Rohnert Park Public Safety Department Deputy Chief Aaron Johnson became close friends with Jones and his wife as the two were patrol partners and also served together in the fire department.

“Something that I learned from him was: everybody has a story,” Johnson said. “You just need to get to know them to know their story.”

The processes of selecting and training a school resource officer is taken seriously by the Rohnert Park Department of Public Safety, he said. They want someone who is personable and is not concerned about the day-to-day rule breaking, he added.

“I think compassion and empathy are important attributes for a school resource officer,” he said. “In my opinion, our current school resource officer, she has that and is doing a great job.”

Tracy Jones Jackson, Jones’s daughter, said her father was larger than life.

“He was my dad — He wasn’t a school resource officer,” Jackson said. “I understood that was his job, but he instantly became my dad even when I saw him on campus. So I didn’t have the school resource officer to go to.”

She still doesn’t understand how he was able to be present during all the important moments of her life, as well as everybody else’s.

“There was a lot of trust and genuine affection that was able to be built between my dad and all of the students in school,” she said.

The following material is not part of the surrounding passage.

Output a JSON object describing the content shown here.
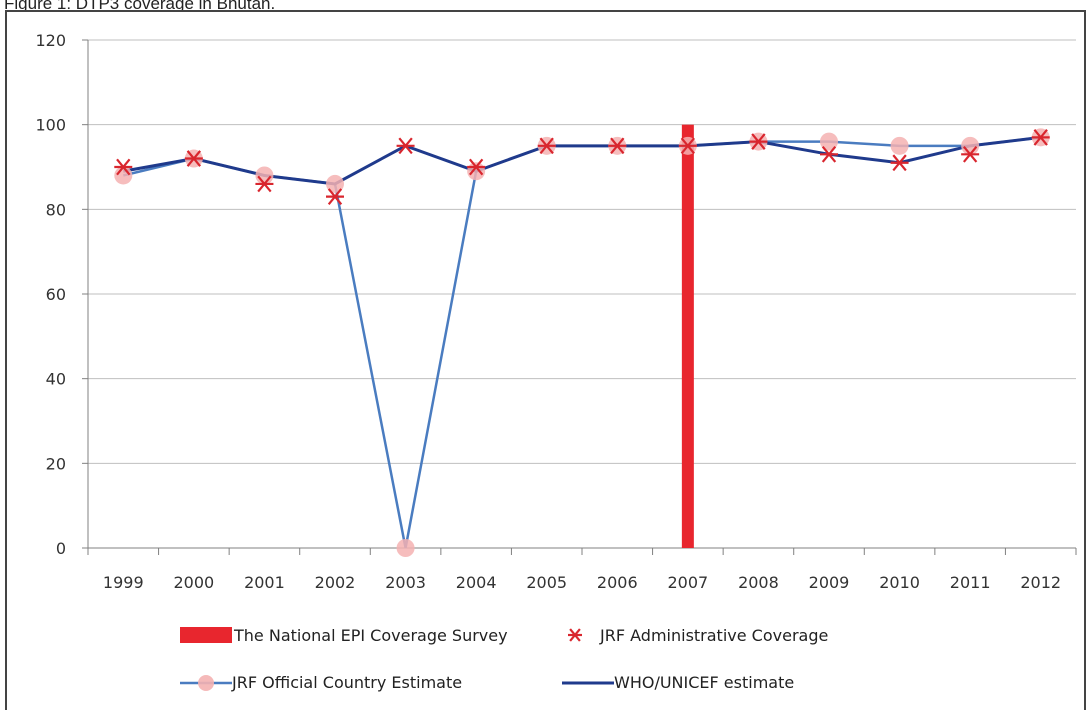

Many in the school community have called for the presence of school resource officers like Jones, but have stressed the importance of creating strong guidelines for them.

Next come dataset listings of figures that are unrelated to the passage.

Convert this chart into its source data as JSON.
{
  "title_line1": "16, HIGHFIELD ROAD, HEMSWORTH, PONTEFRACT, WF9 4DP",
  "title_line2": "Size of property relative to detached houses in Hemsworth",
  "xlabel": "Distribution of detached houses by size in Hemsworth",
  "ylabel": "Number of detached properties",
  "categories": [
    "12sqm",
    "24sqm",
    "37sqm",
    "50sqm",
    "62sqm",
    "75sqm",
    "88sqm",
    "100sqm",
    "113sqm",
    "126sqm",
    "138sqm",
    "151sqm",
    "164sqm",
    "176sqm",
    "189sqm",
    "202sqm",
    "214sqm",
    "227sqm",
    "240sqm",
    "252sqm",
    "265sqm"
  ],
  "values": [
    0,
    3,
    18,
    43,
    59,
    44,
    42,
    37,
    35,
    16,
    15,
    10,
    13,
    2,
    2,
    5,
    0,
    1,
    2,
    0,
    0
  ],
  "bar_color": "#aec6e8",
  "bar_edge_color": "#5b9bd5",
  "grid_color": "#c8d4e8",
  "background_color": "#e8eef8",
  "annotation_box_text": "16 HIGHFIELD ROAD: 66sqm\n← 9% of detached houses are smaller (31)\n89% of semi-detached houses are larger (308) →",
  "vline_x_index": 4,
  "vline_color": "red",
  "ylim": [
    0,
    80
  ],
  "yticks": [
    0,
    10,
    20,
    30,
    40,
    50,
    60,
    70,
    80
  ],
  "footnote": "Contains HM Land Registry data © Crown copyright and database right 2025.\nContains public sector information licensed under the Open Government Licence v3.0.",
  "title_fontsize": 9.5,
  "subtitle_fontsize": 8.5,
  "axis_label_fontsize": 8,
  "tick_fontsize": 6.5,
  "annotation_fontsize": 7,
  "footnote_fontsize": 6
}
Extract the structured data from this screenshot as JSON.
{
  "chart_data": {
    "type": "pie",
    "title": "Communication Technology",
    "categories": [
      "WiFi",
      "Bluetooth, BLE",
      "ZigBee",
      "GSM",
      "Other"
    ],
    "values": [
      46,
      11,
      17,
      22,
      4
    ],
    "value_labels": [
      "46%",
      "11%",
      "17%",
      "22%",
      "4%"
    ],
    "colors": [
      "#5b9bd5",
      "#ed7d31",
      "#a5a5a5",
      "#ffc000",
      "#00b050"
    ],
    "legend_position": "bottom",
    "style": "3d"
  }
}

“I think Officer Friendly really represents the incredible potential that exists with a role model in a school resource officer,” said Amie Carter, the superintendent of the Sonoma County Office of Education. “I’ve only had great experiences with school resource officers, and I find that they can really impact youth in a positive way.”

“I think that’s a healthy conversation for us to be continually reflective on,“ she added.

Carter said she urges districts seeking advice to create safeguards for the school and law enforcement relationship, spend time finding a way for it to work for everybody and let students have a voice in the decision.

Those who sang praises of “Officer Friendly,” acknowledged that not all people in law enforcement possess the traits needed to be around children and that there are instances when they did more harm than good.

“My heart is broken when I hear about children getting handcuffed at school or their opinions being shaped by these situations that are probably excessive in how they need to approach kids,” Jackson said.

Carolyn Jones said her husband was special in the way he knew how to talk to kids, coming from his own life experiences.

Growing up he had a rough life, Jones said. As a teenager, he was shot five times and his heart stopped on the operation table. An out-of-body experience led him to turn his outlook on life around and give back to the community.

“He would tell kids ‘I’ve been there, I’ve made the silly mistakes that you have,’ so he wouldn’t talk authoritatively down to them,” Jones said.

“I think there’s just a unique ability,” his daughter Jackson said. “I don’t think that’s like an assignment ― It’s a calling. There’s a difference between the two and you have to really be called in order to be able to really relate to students and children and their issues.”

Jackson said the fact that the school returns on the same day as her dad’s birthday feels special. “The whole thing is just truly ironic,” she said.

When he turned 40 years old, she drew him a card joking that it’s all downhill from now.

“He just laughed,” she said. “I mean, a big belly laugh. He’s like, ‘you just wait to until you turn 40.’ ”

It continued to be a joke between the two, but unfortunately her father passed when Jackson was 39.

A year later, she found out that her father had saved the card she had given him and was planning to give it back to her that year. It was the same week they renamed the school after him.

The symbolic dates and coincidences throughout the years, including Wednesday’s “feel like they’re just my little love notes back from my dad.”

“I just really appreciate the fact that his memory lives on,” she said. “I just feel so blessed and fortunate that other people get to understand who he was to the community because he really, really loved the community. I wish he were alive to see all this and to have known that he was being honored in this way.”